Utkatasana

Utkatasana

 
How to do Utkatasana
 Begin in Tadasana (Mountain Pose). Stand with your big toes touching, heels slightly apart. Lift and spread your toes. Now, raise your arms above your head,  keep your arms parallell to floor palms facing inward, or touch your palms together.
 
Bend your knees and bring your thighs as parallel to the floor as possible. Your knees should come out over your feet and your torso should lean forward over the thighs, more or less forming a right angle with them.

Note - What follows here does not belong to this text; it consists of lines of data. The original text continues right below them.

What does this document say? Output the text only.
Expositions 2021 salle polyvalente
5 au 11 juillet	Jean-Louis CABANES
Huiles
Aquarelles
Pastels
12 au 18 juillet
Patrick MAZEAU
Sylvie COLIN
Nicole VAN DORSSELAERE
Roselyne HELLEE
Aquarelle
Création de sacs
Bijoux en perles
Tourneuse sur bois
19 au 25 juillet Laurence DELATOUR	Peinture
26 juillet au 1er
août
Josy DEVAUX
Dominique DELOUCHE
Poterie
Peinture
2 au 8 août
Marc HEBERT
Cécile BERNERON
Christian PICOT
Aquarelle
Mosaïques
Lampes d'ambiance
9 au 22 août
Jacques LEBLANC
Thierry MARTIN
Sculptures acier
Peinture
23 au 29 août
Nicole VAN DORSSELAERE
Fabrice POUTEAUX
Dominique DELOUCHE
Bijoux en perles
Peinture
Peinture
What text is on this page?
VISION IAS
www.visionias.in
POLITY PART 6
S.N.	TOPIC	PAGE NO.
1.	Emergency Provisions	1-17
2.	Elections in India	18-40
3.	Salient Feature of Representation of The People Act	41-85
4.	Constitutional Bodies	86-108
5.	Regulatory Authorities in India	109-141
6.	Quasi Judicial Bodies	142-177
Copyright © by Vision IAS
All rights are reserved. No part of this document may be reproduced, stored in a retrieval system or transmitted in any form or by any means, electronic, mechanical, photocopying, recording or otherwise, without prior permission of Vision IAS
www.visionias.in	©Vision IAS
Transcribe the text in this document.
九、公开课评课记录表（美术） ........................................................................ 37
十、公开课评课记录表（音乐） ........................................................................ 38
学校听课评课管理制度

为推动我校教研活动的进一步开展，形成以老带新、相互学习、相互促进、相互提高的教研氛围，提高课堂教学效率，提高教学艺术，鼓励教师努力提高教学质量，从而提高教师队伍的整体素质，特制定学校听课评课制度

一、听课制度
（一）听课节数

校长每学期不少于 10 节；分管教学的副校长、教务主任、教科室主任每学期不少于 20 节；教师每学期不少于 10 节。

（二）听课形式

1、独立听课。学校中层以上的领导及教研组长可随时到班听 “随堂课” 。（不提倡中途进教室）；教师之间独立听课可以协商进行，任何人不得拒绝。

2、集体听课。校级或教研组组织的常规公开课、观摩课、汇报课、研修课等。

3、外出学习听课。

Keep your back long, with a slight curve in it, and keep the inner thighs parallel to each other. remain in this posture for 10 to 15 deep  breaths. then relax back to Tadasan 
 
Benefits of doing  Utkatasana
 
Strengthens the spine, calves, thighs and ankles.
Reduces extra fat from Thigh and hips area.
Stretches the chest and shoulders.
Cures shoulder pain
Stimulates the heart, diaphragm and abdominal organs.
Improves functioning of the immune system.
 
Precautions:
 
Do not practice any Asana OR Pranayama in which you don’t feel comfortable.
Do not over do the exercises if you feel pain in your body.
Start exercises mildly and then increase the repetitions as per your capacity.
People suffering from Back pain, Slip disc OR chronic disease should only practice Yoga and other exercises under the expert supervision otherwise do not do it.
Pregnant women should only practice Yoga under the supervision of an expert otherwise do not practice any exercise by watching videos or website material.
 
Do not practice this asana if you have stress-related   headaches, migraine, eyestrain, low blood pressure, osteoarthritis of the knees or, bulimia.